For each $n \in \mathbb{N}$ a closed interval $[x_n, y_n]$ is given.
Assume that $[x_m, y_m]\, \cap \, [x_n, y_n] \neq \emptyset$ for all
$m,n \in \mathbb{N}$. Show that $\bigcap_{n=1}^{\infty} [x_n, y_n] \neq \emptyset$.
What I've done is, assumed for contradiction that $\bigcap_{n=1}^{\infty} [x_n, y_n] = \emptyset$ which implies the existence of some disjoint intervals, i.e: that there exists $m,n \in \mathbb{N}$ such that $[x_m, y_m] \, \cap \, [x_n, y_n] = \emptyset$ which contradicts our hypothesis.
Now, I think this is wrong because it (i) makes the problem far too easy and (ii) infinities are fishy, I'm not convinced that the infinite intersection of intervals being empty implies that there exists at least two disjoint intervals.
Question: Is my "proof" completely off the right train of thought? How do I fix it?
Best Answer
It is not obviously true that $\bigcap_{n=1}^{\infty} [x_n, y_n] = \emptyset$ implies there exist $m$ and $n$ such that $[x_m, y_m] \, \cap \, [x_n, y_n] = \emptyset$. Notice, for instance, that the intersection of the three sets $\{0,1\}$, $\{0,2\}$, and $\{1,2\}$ is empty, even though the intersection of any two of them is nonempty. Or notice that $\bigcap_{n=1}^\infty(0,1/n)$ is empty, even though these intervals not only have nonempty pairwise intersections but actually are nested.

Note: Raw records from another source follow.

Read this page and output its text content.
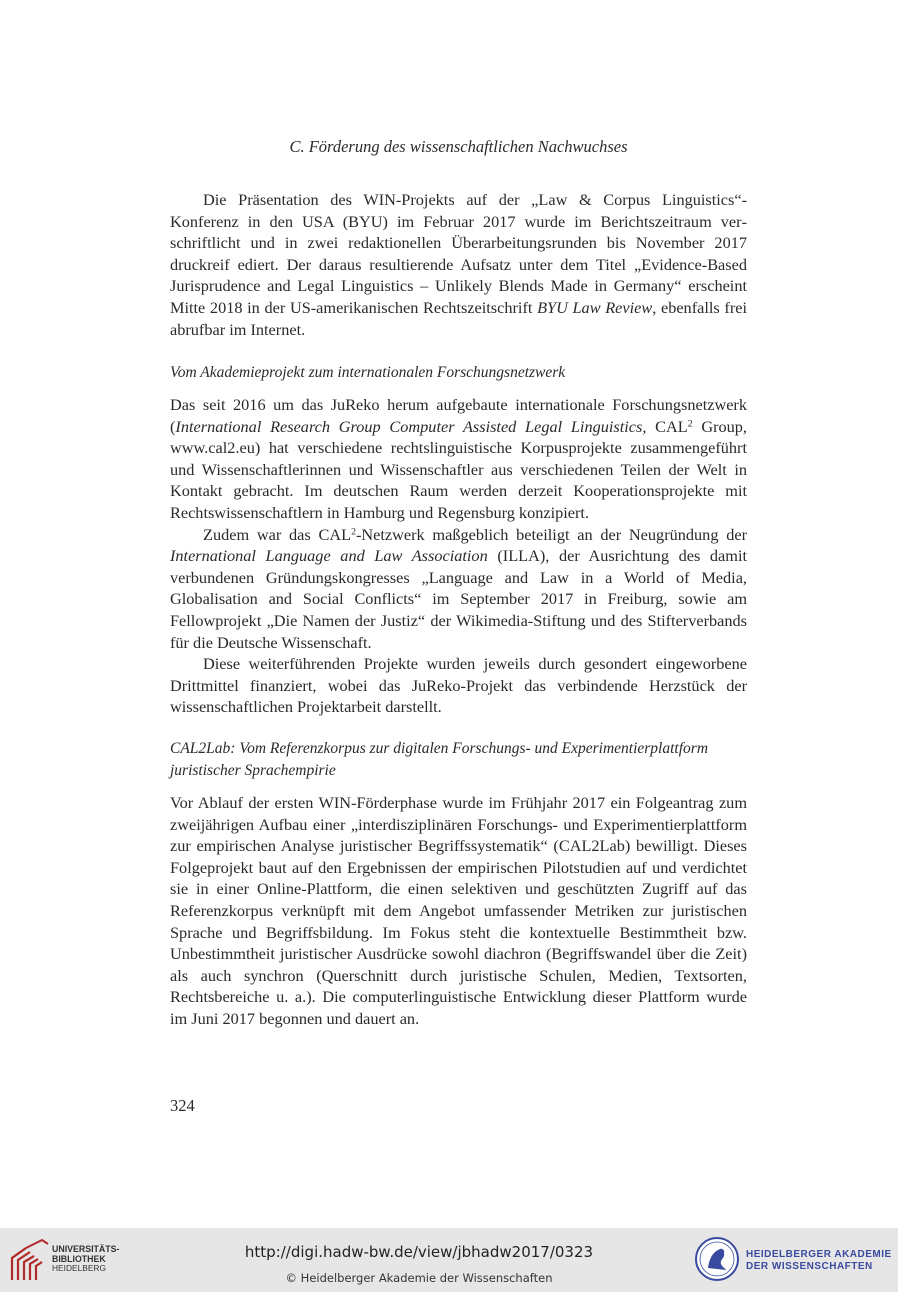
C. Förderung des wissenschaftlichen Nachwuchses

Die Präsentation des WIN-Projekts auf der „Law & Corpus Linguistics“-Konferenz in den USA (BYU) im Februar 2017 wurde im Berichtszeitraum verschriftlicht und in zwei redaktionellen Überarbeitungsrunden bis November 2017 druckreif ediert. Der daraus resultierende Aufsatz unter dem Titel „Evidence-Based Jurisprudence and Legal Linguistics – Unlikely Blends Made in Germany“ erscheint Mitte 2018 in der US-amerikanischen Rechtszeitschrift BYU Law Review, ebenfalls frei abrufbar im Internet.

Vom Akademieprojekt zum internationalen Forschungsnetzwerk

Das seit 2016 um das JuReko herum aufgebaute internationale Forschungsnetzwerk (International Research Group Computer Assisted Legal Linguistics, CAL$^2$ Group, www.cal2.eu) hat verschiedene rechtslinguistische Korpusprojekte zusammengeführt und Wissenschaftlerinnen und Wissenschaftler aus verschiedenen Teilen der Welt in Kontakt gebracht. Im deutschen Raum werden derzeit Kooperationsprojekte mit Rechtswissenschaftlern in Hamburg und Regensburg konzipiert.

Zudem war das CAL$^2$-Netzwerk maßgeblich beteiligt an der Neugründung der International Language and Law Association (ILLA), der Ausrichtung des damit verbundenen Gründungskongresses „Language and Law in a World of Media, Globalisation and Social Conflicts“ im September 2017 in Freiburg, sowie am Fellowprojekt „Die Namen der Justiz“ der Wikimedia-Stiftung und des Stifterverbands für die Deutsche Wissenschaft.

Diese weiterführenden Projekte wurden jeweils durch gesondert eingeworbene Drittmittel finanziert, wobei das JuReko-Projekt das verbindende Herzstück der wissenschaftlichen Projektarbeit darstellt.

CAL2Lab: Vom Referenzkorpus zur digitalen Forschungs- und Experimentierplattform
juristischer Sprachempirie

Vor Ablauf der ersten WIN-Förderphase wurde im Frühjahr 2017 ein Folgeantrag zum zweijährigen Aufbau einer „interdisziplinären Forschungs- und Experimentierplattform zur empirischen Analyse juristischer Begriffssystematik“ (CAL2Lab) bewilligt. Dieses Folgeprojekt baut auf den Ergebnissen der empirischen Pilotstudien auf und verdichtet sie in einer Online-Plattform, die einen selektiven und geschützten Zugriff auf das Referenzkorpus verknüpft mit dem Angebot umfassender Metriken zur juristischen Sprache und Begriffsbildung. Im Fokus steht die kontextuelle Bestimmtheit bzw. Unbestimmtheit juristischer Ausdrücke sowohl diachron (Begriffswandel über die Zeit) als auch synchron (Querschnitt durch juristische Schulen, Medien, Textsorten, Rechtsbereiche u. a.). Die computerlinguistische Entwicklung dieser Plattform wurde im Juni 2017 begonnen und dauert an.

324
UNIVERSITÄTS-
BIBLIOTHEK
HEIDELBERG
http://digi.hadw-bw.de/view/jbhadw2017/0323
© Heidelberger Akademie der Wissenschaften
HEIDELBERGER AKADEMIE
DER WISSENSCHAFTEN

Here's how I would suggest to approach it. First, show that the intersection of any finite collection of your intervals is nonempty (for this, you will need to use the fact that they are intervals, rather than just random sets). Second, show that this implies the infinite intersection is nonempty (for this you will need to use that the sets are not just intervals but closed and bounded intervals; for instance, you could use compactness).